Data export and import are foundational to user data sovereignty. The app exports all data as JSON and accepts the same format for import. The reason for converting to JSON rather than exporting the raw SQLite DB file is portability (readable by external tools) and legibility (users can inspect their own data). For apps where device migration and backup scenarios are real use cases, this layer is substantially cheaper to design from the start than to retrofit later.
Limitations and Improvement Directions
The cost of starting with Hive: An early phase began with key-value storage. As relationship complexity grew, migration to SQLite became necessary. The lesson: data structure analysis must precede storage selection. Locking in a tool before understanding the structure accumulates rework cost.
Statistics computation location: The initial implementation computed statistics directly in UI widgets, triggering recomputation on every screen transition and producing noticeable sluggishness. Moving computation to the Provider layer and applying caching resolved it.

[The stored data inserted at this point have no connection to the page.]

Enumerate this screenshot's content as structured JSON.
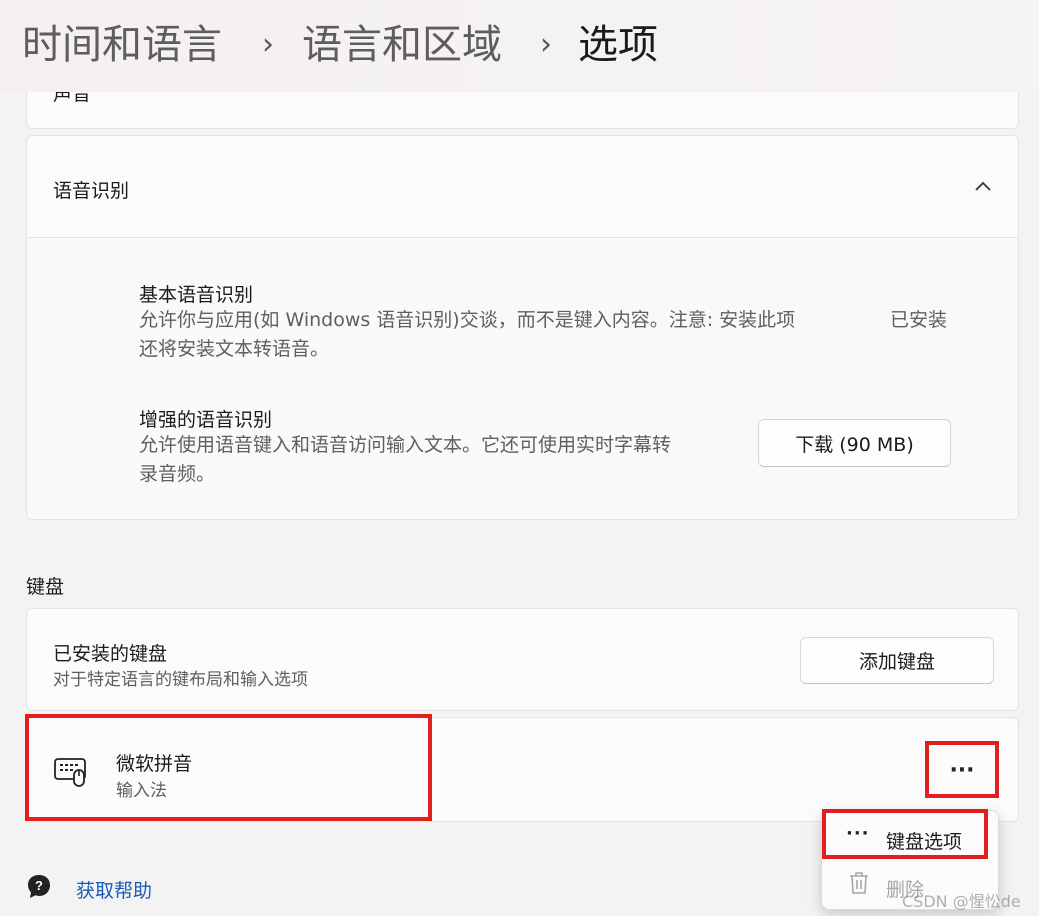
{
  "breadcrumb": {
    "items": [
      "时间和语言",
      "语言和区域",
      "选项"
    ],
    "separator": "›"
  },
  "top_card": {
    "partial_label": "声音"
  },
  "speech": {
    "title": "语音识别",
    "basic": {
      "title": "基本语音识别",
      "desc_line1": "允许你与应用(如 Windows 语音识别)交谈，而不是键入内容。注意: 安装此项",
      "desc_line2": "还将安装文本转语音。",
      "status": "已安装"
    },
    "enhanced": {
      "title": "增强的语音识别",
      "desc_line1": "允许使用语音键入和语音访问输入文本。它还可使用实时字幕转",
      "desc_line2": "录音频。",
      "button": "下载 (90 MB)"
    }
  },
  "keyboard": {
    "section_label": "键盘",
    "installed_title": "已安装的键盘",
    "installed_desc": "对于特定语言的键布局和输入选项",
    "add_button": "添加键盘",
    "item": {
      "name": "微软拼音",
      "type": "输入法",
      "more": "···"
    }
  },
  "context_menu": {
    "items": [
      {
        "label": "键盘选项",
        "icon": "more-icon",
        "enabled": true
      },
      {
        "label": "删除",
        "icon": "trash-icon",
        "enabled": false
      }
    ]
  },
  "help": {
    "label": "获取帮助"
  },
  "watermark": "CSDN @惺忪de",
  "colors": {
    "highlight": "#e01f1f",
    "link": "#1a5bb5"
  }
}
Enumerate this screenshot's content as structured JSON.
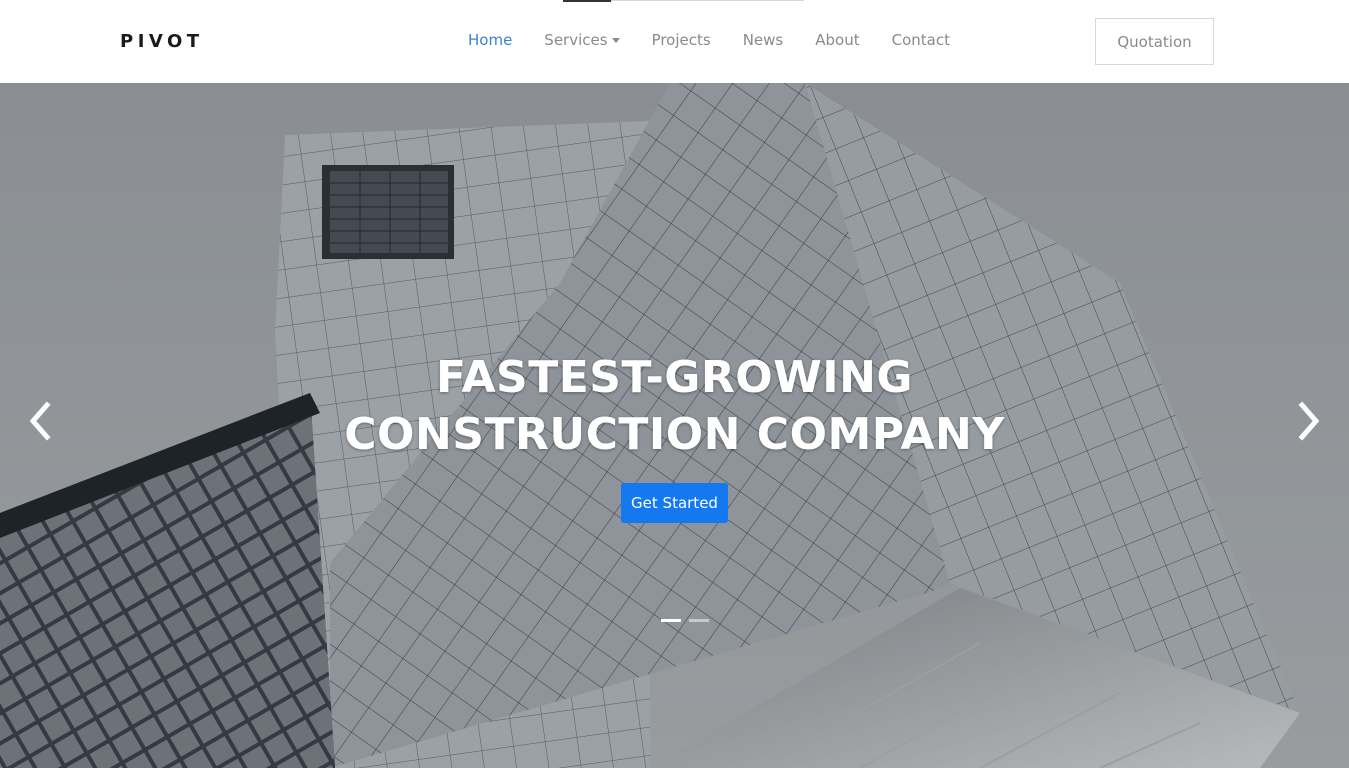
{
  "brand": {
    "logo": "PIVOT"
  },
  "nav": {
    "items": [
      {
        "label": "Home",
        "active": true
      },
      {
        "label": "Services",
        "dropdown": true
      },
      {
        "label": "Projects"
      },
      {
        "label": "News"
      },
      {
        "label": "About"
      },
      {
        "label": "Contact"
      }
    ],
    "quote_label": "Quotation"
  },
  "hero": {
    "headline_line1": "FASTEST-GROWING",
    "headline_line2": "CONSTRUCTION COMPANY",
    "cta_label": "Get Started",
    "slides": 2,
    "active_slide": 1
  },
  "colors": {
    "accent": "#1478f0",
    "nav_active": "#3b7fd9",
    "nav_text": "#8a8a8a"
  },
  "icons": [
    "chevron-left-icon",
    "chevron-right-icon",
    "caret-down-icon"
  ]
}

Deviating from Riverpod's baseline pattern — derived state belongs in the state management layer — produces performance problems that are immediately visible.
Over-engineered reflection templates: When input field count is high, users skip the reflection entirely. "Asking for more information" and "making input more frequent" are in direct conflict; the latter is consistently better for long-term retention metrics.
Applicability
The design principles in this post are not specific to GrowNote.
- Personal apps where relational data and aggregation queries are core → SQLite + Riverpod is a reasonable starting point.
- Event-trigger-centric apps (games, real-time interaction) → BLoC remains valid.
- Single-entity-centric apps (readers, notes) → Hive is sufficient.
The same Flutter stack produced three different optimal combinations — QuietLeaf (key-value, Hive), Minesweeper (event-driven, BLoC), GrowNote (relational, SQLite + Riverpod) — which confirms that stack selection is a function of the problem's nature, not of convention.
Open Questions
- How far can "minimum input" in reflection templates be reduced? What trade-offs emerge if the reflection prompt itself is generated by AI from that day's records?
- What is the cost/benefit split when introducing SQLite FTS (Full-Text Search) for tag and content search, accounting for migration overhead?
- What additional user scenarios are covered by dualizing the export format to include both JSON and SQLite dump?